Mit Schreiben vom 23. April 2018 (Bl. 14 d. Akte ArbG) kündigte die Beklagte das Arbeitsverhältnis des Klägers zum 31. Mai 2018 ordentlich.

Mit der am 14. Mai 2018 beim Arbeitsgericht Heilbronn eingegangenen Klage wendete sich der Kläger zunächst gegen die Beendigung seines Arbeitsverhältnisses und kündigte neben einem Kündigungsschutzantrag und einem erweiterten Feststellungsantrag auch einen Weiterbeschäftigungsantrag an, den der Kläger auf die Rechtsprechung des Großen Senats des Bundesarbeitsgerichts vom 27. Februar 1985 stützte.

Die Beklagte hat erstinstanzlich Klageabweisungsantrag und einen Auflösungsantrag angekündigt und behauptet, die Kündigung sei durch dringende betriebliche Erfordernisse und durch Gründe im Verhalten des Klägers bedingt.

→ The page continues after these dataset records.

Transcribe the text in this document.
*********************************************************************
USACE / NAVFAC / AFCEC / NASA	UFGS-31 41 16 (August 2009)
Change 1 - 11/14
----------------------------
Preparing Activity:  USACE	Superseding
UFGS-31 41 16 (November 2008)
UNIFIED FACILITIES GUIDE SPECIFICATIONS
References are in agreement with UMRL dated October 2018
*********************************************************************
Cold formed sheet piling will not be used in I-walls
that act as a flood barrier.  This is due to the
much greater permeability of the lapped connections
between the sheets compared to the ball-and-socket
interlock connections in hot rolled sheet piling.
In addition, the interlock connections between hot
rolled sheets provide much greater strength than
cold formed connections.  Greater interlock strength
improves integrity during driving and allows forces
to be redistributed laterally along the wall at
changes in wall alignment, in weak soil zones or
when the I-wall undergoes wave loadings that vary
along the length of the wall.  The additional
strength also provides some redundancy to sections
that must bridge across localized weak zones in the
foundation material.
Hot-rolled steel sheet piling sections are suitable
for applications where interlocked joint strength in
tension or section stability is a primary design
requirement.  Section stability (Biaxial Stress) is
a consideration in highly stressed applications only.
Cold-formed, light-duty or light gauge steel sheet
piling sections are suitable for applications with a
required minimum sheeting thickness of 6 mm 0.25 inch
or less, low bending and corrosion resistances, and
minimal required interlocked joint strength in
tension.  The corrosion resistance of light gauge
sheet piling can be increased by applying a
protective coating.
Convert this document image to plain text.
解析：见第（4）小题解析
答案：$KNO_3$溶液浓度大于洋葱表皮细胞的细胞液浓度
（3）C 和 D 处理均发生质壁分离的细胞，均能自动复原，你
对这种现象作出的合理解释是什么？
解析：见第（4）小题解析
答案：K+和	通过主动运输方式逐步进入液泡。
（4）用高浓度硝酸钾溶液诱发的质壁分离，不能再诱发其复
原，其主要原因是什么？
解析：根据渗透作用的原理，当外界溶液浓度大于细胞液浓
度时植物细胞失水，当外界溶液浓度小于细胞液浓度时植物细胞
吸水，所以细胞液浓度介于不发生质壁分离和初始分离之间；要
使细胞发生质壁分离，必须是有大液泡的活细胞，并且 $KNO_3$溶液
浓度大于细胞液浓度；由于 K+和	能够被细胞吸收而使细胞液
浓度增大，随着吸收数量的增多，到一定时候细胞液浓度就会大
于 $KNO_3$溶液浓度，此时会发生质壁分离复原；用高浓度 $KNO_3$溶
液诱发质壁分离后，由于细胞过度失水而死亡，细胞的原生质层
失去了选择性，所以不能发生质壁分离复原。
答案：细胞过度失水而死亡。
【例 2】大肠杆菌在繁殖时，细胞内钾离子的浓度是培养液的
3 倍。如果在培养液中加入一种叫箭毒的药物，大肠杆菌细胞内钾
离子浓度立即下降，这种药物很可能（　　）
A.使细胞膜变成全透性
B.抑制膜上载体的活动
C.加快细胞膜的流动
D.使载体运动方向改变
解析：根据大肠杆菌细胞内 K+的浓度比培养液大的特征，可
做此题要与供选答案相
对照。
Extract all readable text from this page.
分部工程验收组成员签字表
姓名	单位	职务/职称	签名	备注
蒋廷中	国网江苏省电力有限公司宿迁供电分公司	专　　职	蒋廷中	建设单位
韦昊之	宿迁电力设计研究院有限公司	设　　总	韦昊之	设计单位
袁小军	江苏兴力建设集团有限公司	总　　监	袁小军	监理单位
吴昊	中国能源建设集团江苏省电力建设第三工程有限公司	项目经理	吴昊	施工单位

Am 6. September 2018 vereinbarten die Parteien unter der Überschrift "Vertragliches Prozessarbeitsverhältnis" schriftlich das Folgende (Bl. 95 d. Akte ArbG):

"Präambel

Der Arbeitnehmer hat gegen die ihm am 24.04.2018 zugestellte Kündigung vom 23.04.2018 zum 31.05.2018 ausgesprochene Kündigung vor dem Arbeitsgericht Heilbronn, AZ 1 Ca 173/18 Kündigungsschutzklage erhoben. Zugleich hat er beantragt, ihn über das Beendigungsdatum 31.05.2018 hinau...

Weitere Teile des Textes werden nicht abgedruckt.